Heading to the Big Island for a weekend escape from escalating pressures, Storm narrowly escapes a terrible accident en route to her aunt’s and uncle’s mountain home. There, with Aunt Maile, a traditional Hawaiian healer, and Uncle Keone, a paniolo on the huge Parker Ranch, Storm encounters a legend from her youth and a family totem, or ‘aumakua, which will protect her—and do it a damn sight better than modern medicine is handling the firm’s clients.

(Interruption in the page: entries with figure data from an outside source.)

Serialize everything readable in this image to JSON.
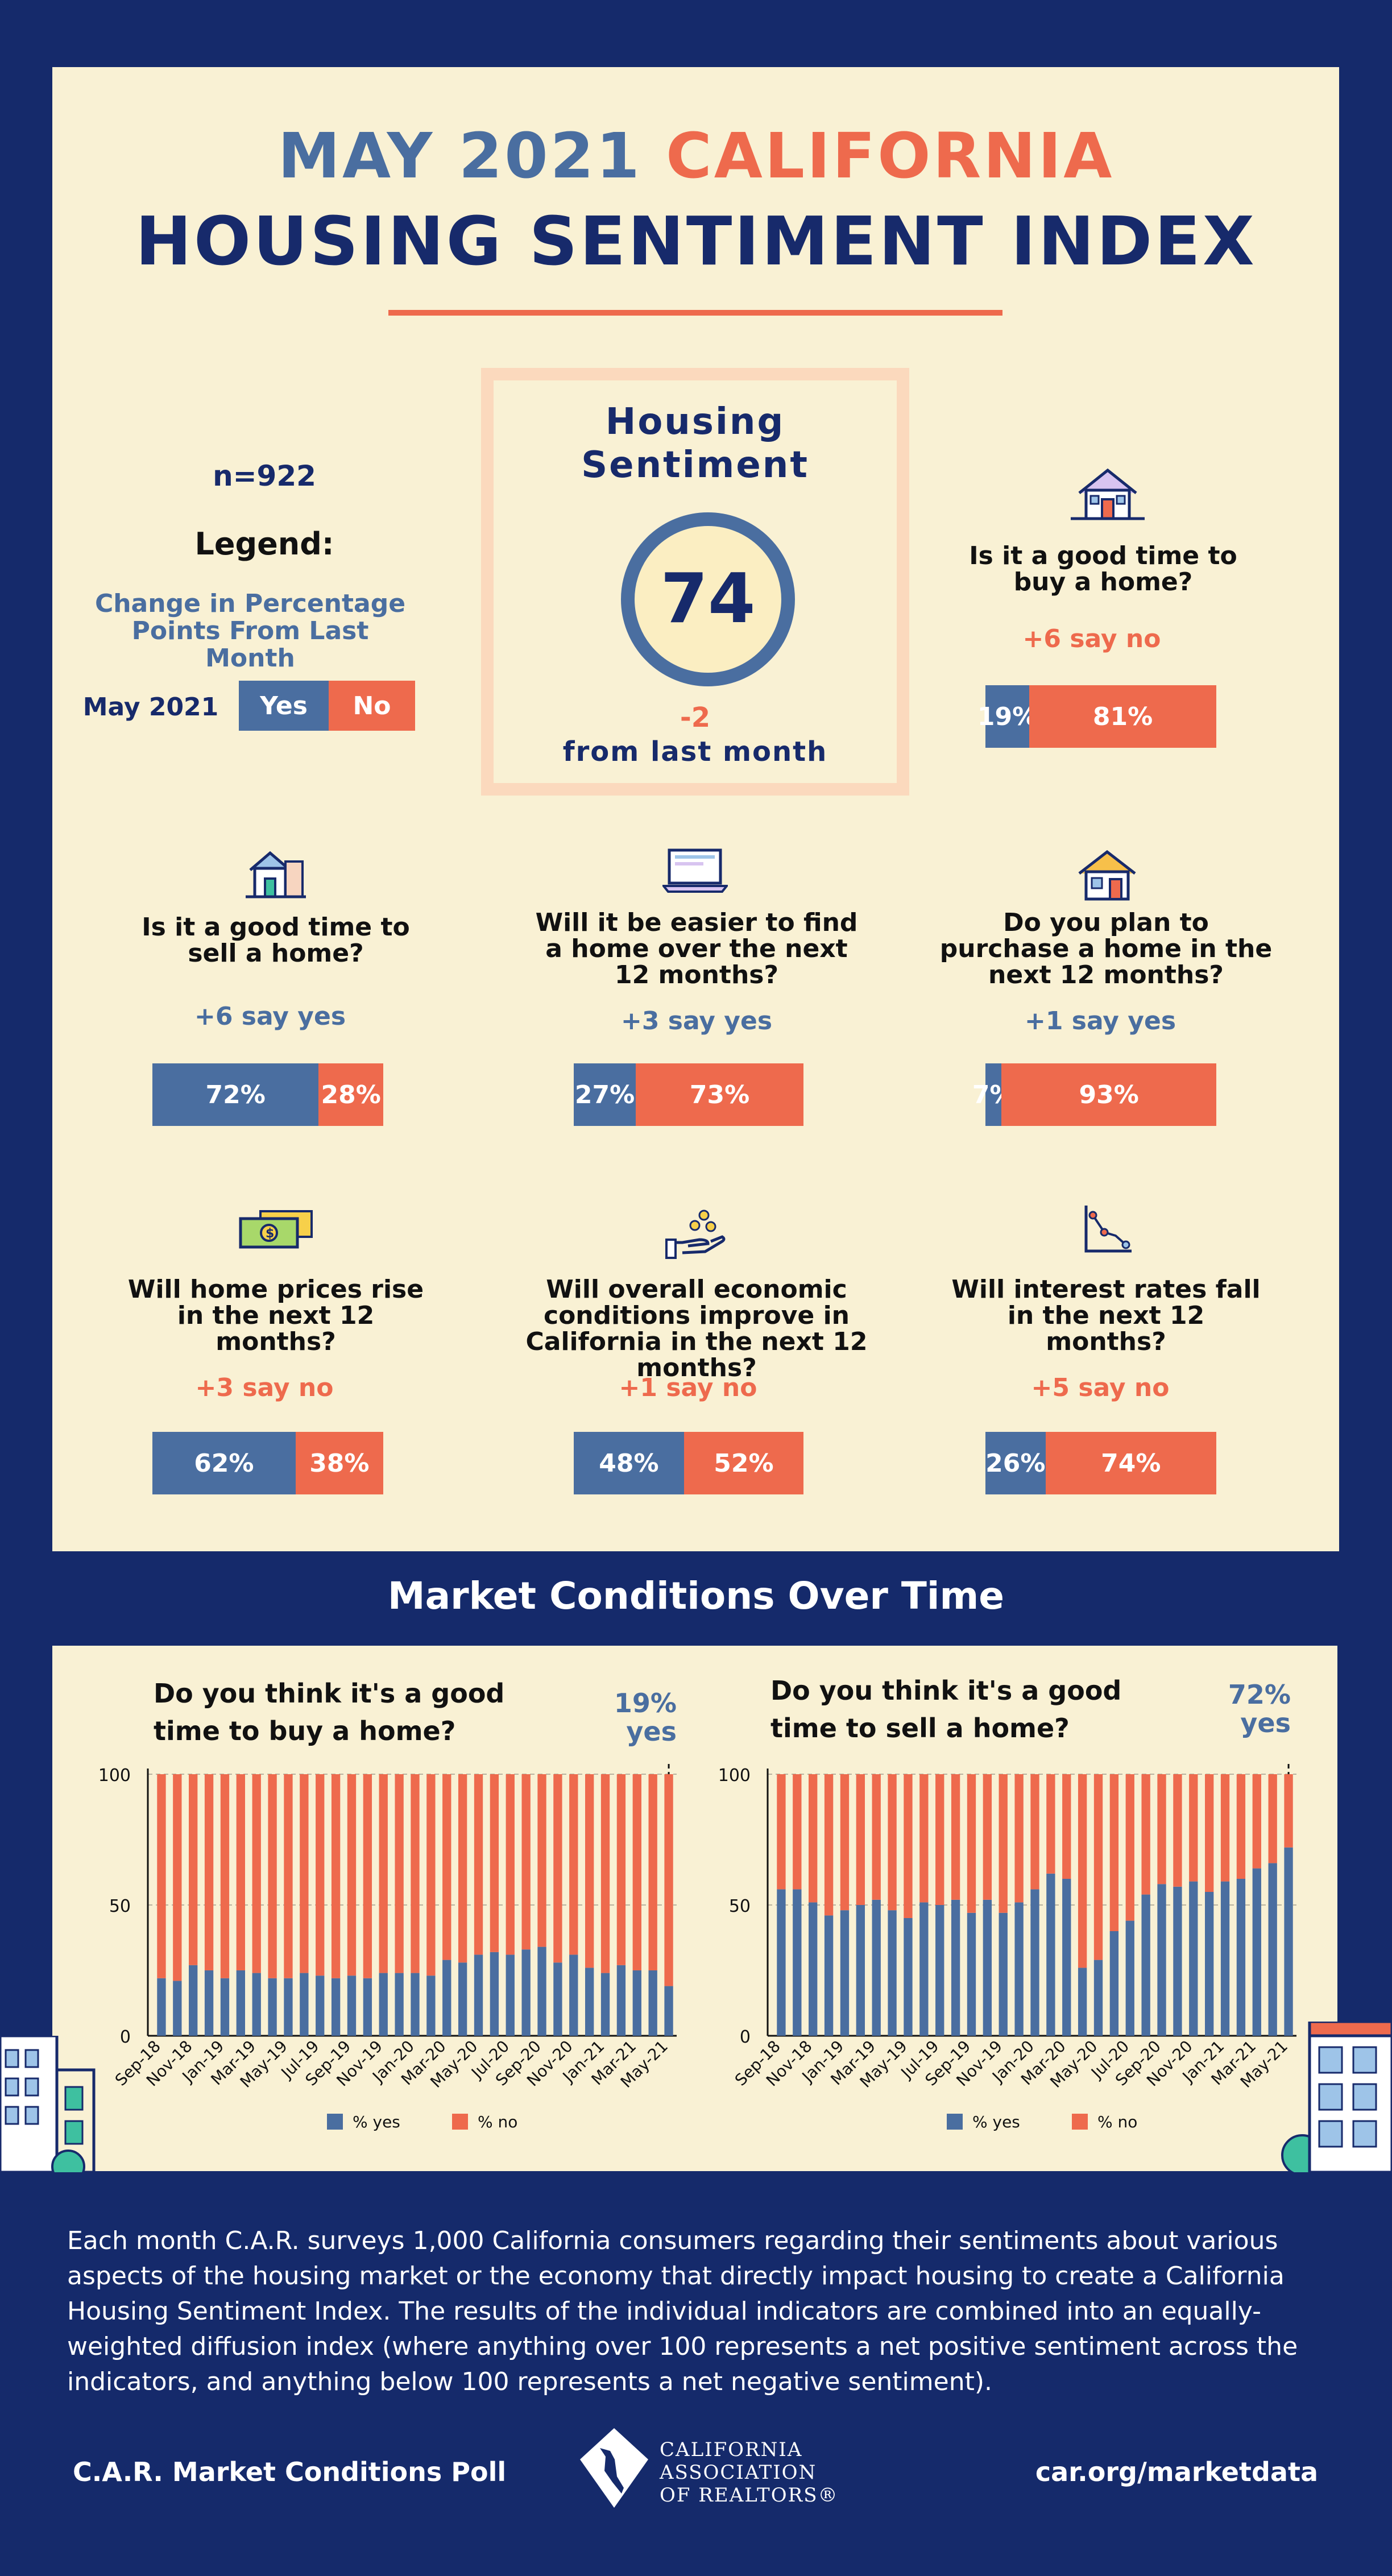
{
  "title": {
    "month_year": "MAY 2021",
    "state": "CALIFORNIA",
    "line2": "HOUSING SENTIMENT INDEX"
  },
  "sample": "n=922",
  "legend": {
    "heading": "Legend:",
    "description": "Change in Percentage Points From Last Month",
    "period": "May 2021",
    "yes": "Yes",
    "no": "No"
  },
  "sentiment": {
    "title_line1": "Housing",
    "title_line2": "Sentiment",
    "value": "74",
    "change": "-2",
    "change_label": "from last month"
  },
  "questions": [
    {
      "id": "buy",
      "text": "Is it a good time to buy a home?",
      "change": "+6 say no",
      "change_color": "#ee6a4d",
      "yes": 19,
      "no": 81,
      "yes_label": "19%",
      "no_label": "81%",
      "icon": "house-icon"
    },
    {
      "id": "sell",
      "text": "Is it a good time to sell a home?",
      "change": "+6 say yes",
      "change_color": "#4a6ea0",
      "yes": 72,
      "no": 28,
      "yes_label": "72%",
      "no_label": "28%",
      "icon": "house-for-sale-icon"
    },
    {
      "id": "find",
      "text": "Will it be easier to find a home over the next 12 months?",
      "change": "+3 say yes",
      "change_color": "#4a6ea0",
      "yes": 27,
      "no": 73,
      "yes_label": "27%",
      "no_label": "73%",
      "icon": "laptop-icon"
    },
    {
      "id": "purchase",
      "text": "Do you plan to purchase a home in the next 12 months?",
      "change": "+1 say yes",
      "change_color": "#4a6ea0",
      "yes": 7,
      "no": 93,
      "yes_label": "7%",
      "no_label": "93%",
      "icon": "home-icon"
    },
    {
      "id": "prices",
      "text": "Will home prices rise in the next 12 months?",
      "change": "+3 say no",
      "change_color": "#ee6a4d",
      "yes": 62,
      "no": 38,
      "yes_label": "62%",
      "no_label": "38%",
      "icon": "money-icon"
    },
    {
      "id": "economy",
      "text": "Will overall economic conditions improve in California in the next 12 months?",
      "change": "+1 say no",
      "change_color": "#ee6a4d",
      "yes": 48,
      "no": 52,
      "yes_label": "48%",
      "no_label": "52%",
      "icon": "hand-coins-icon"
    },
    {
      "id": "rates",
      "text": "Will interest rates fall in the next 12 months?",
      "change": "+5 say no",
      "change_color": "#ee6a4d",
      "yes": 26,
      "no": 74,
      "yes_label": "26%",
      "no_label": "74%",
      "icon": "falling-chart-icon"
    }
  ],
  "section_title": "Market Conditions Over Time",
  "chart_data": [
    {
      "type": "bar",
      "stacked": true,
      "title": "Do you think it's a good time to buy a home?",
      "latest_label": "19% yes",
      "ylim": [
        0,
        100
      ],
      "yticks": [
        0,
        50,
        100
      ],
      "grid": true,
      "legend_position": "bottom",
      "tick_labels": [
        "Sep-18",
        "Nov-18",
        "Jan-19",
        "Mar-19",
        "May-19",
        "Jul-19",
        "Sep-19",
        "Nov-19",
        "Jan-20",
        "Mar-20",
        "May-20",
        "Jul-20",
        "Sep-20",
        "Nov-20",
        "Jan-21",
        "Mar-21",
        "May-21"
      ],
      "categories": [
        "Sep-18",
        "Oct-18",
        "Nov-18",
        "Dec-18",
        "Jan-19",
        "Feb-19",
        "Mar-19",
        "Apr-19",
        "May-19",
        "Jun-19",
        "Jul-19",
        "Aug-19",
        "Sep-19",
        "Oct-19",
        "Nov-19",
        "Dec-19",
        "Jan-20",
        "Feb-20",
        "Mar-20",
        "Apr-20",
        "May-20",
        "Jun-20",
        "Jul-20",
        "Aug-20",
        "Sep-20",
        "Oct-20",
        "Nov-20",
        "Dec-20",
        "Jan-21",
        "Feb-21",
        "Mar-21",
        "Apr-21",
        "May-21"
      ],
      "series": [
        {
          "name": "% yes",
          "color": "#4a6ea0",
          "values": [
            22,
            21,
            27,
            25,
            22,
            25,
            24,
            22,
            22,
            24,
            23,
            22,
            23,
            22,
            24,
            24,
            24,
            23,
            29,
            28,
            31,
            32,
            31,
            33,
            34,
            28,
            31,
            26,
            24,
            27,
            25,
            25,
            19
          ]
        },
        {
          "name": "% no",
          "color": "#ee6a4d",
          "values": [
            78,
            79,
            73,
            75,
            78,
            75,
            76,
            78,
            78,
            76,
            77,
            78,
            77,
            78,
            76,
            76,
            76,
            77,
            71,
            72,
            69,
            68,
            69,
            67,
            66,
            72,
            69,
            74,
            76,
            73,
            75,
            75,
            81
          ]
        }
      ]
    },
    {
      "type": "bar",
      "stacked": true,
      "title": "Do you think it's a good time to sell a home?",
      "latest_label": "72% yes",
      "ylim": [
        0,
        100
      ],
      "yticks": [
        0,
        50,
        100
      ],
      "grid": true,
      "legend_position": "bottom",
      "tick_labels": [
        "Sep-18",
        "Nov-18",
        "Jan-19",
        "Mar-19",
        "May-19",
        "Jul-19",
        "Sep-19",
        "Nov-19",
        "Jan-20",
        "Mar-20",
        "May-20",
        "Jul-20",
        "Sep-20",
        "Nov-20",
        "Jan-21",
        "Mar-21",
        "May-21"
      ],
      "categories": [
        "Sep-18",
        "Oct-18",
        "Nov-18",
        "Dec-18",
        "Jan-19",
        "Feb-19",
        "Mar-19",
        "Apr-19",
        "May-19",
        "Jun-19",
        "Jul-19",
        "Aug-19",
        "Sep-19",
        "Oct-19",
        "Nov-19",
        "Dec-19",
        "Jan-20",
        "Feb-20",
        "Mar-20",
        "Apr-20",
        "May-20",
        "Jun-20",
        "Jul-20",
        "Aug-20",
        "Sep-20",
        "Oct-20",
        "Nov-20",
        "Dec-20",
        "Jan-21",
        "Feb-21",
        "Mar-21",
        "Apr-21",
        "May-21"
      ],
      "series": [
        {
          "name": "% yes",
          "color": "#4a6ea0",
          "values": [
            56,
            56,
            51,
            46,
            48,
            50,
            52,
            48,
            45,
            51,
            50,
            52,
            47,
            52,
            47,
            51,
            56,
            62,
            60,
            26,
            29,
            40,
            44,
            54,
            58,
            57,
            59,
            55,
            59,
            60,
            64,
            66,
            72
          ]
        },
        {
          "name": "% no",
          "color": "#ee6a4d",
          "values": [
            44,
            44,
            49,
            54,
            52,
            50,
            48,
            52,
            55,
            49,
            50,
            48,
            53,
            48,
            53,
            49,
            44,
            38,
            40,
            74,
            71,
            60,
            56,
            46,
            42,
            43,
            41,
            45,
            41,
            40,
            36,
            34,
            28
          ]
        }
      ]
    }
  ],
  "footer": {
    "description": "Each month C.A.R. surveys 1,000 California consumers regarding their sentiments about various aspects of the housing market or the economy that directly impact housing to create a California Housing Sentiment Index. The results of the individual indicators are combined into an equally-weighted diffusion index (where anything over 100 represents a net positive sentiment across the indicators, and anything below 100 represents a net negative sentiment).",
    "poll_name": "C.A.R. Market Conditions Poll",
    "url": "car.org/marketdata",
    "logo_line1": "CALIFORNIA",
    "logo_line2": "ASSOCIATION",
    "logo_line3": "OF REALTORS®"
  }
}
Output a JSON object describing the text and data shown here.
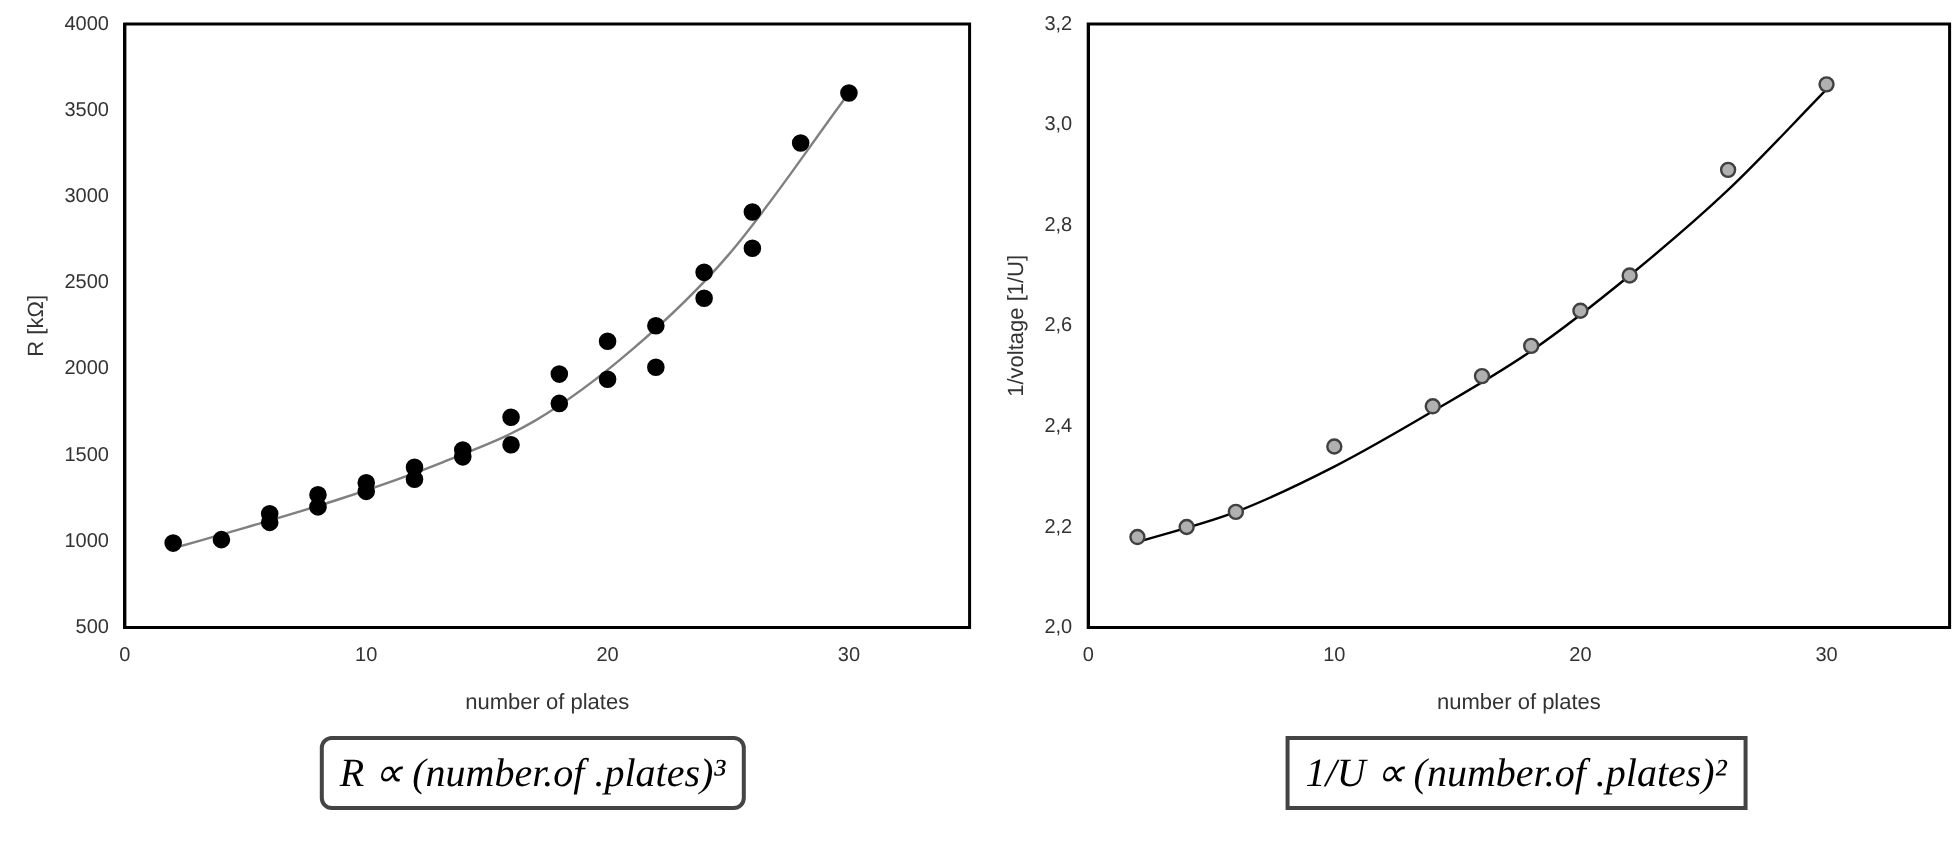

As Storm struggles to heal her own childhood wounds and bring justice to Hamasaki’s killer, she also comes to grips with the rifts in her own life and culture.
From the winding cane roads of Hamakua to the seedy side of Honolulu’s Chinatown, with a deft juxtaposition of a bustling Honolulu against the island’s legends and wild beauty, Atkinson reveals a Hawaii that few visitors ever see as she unfolds a clever, contemporary plot laced with island lore.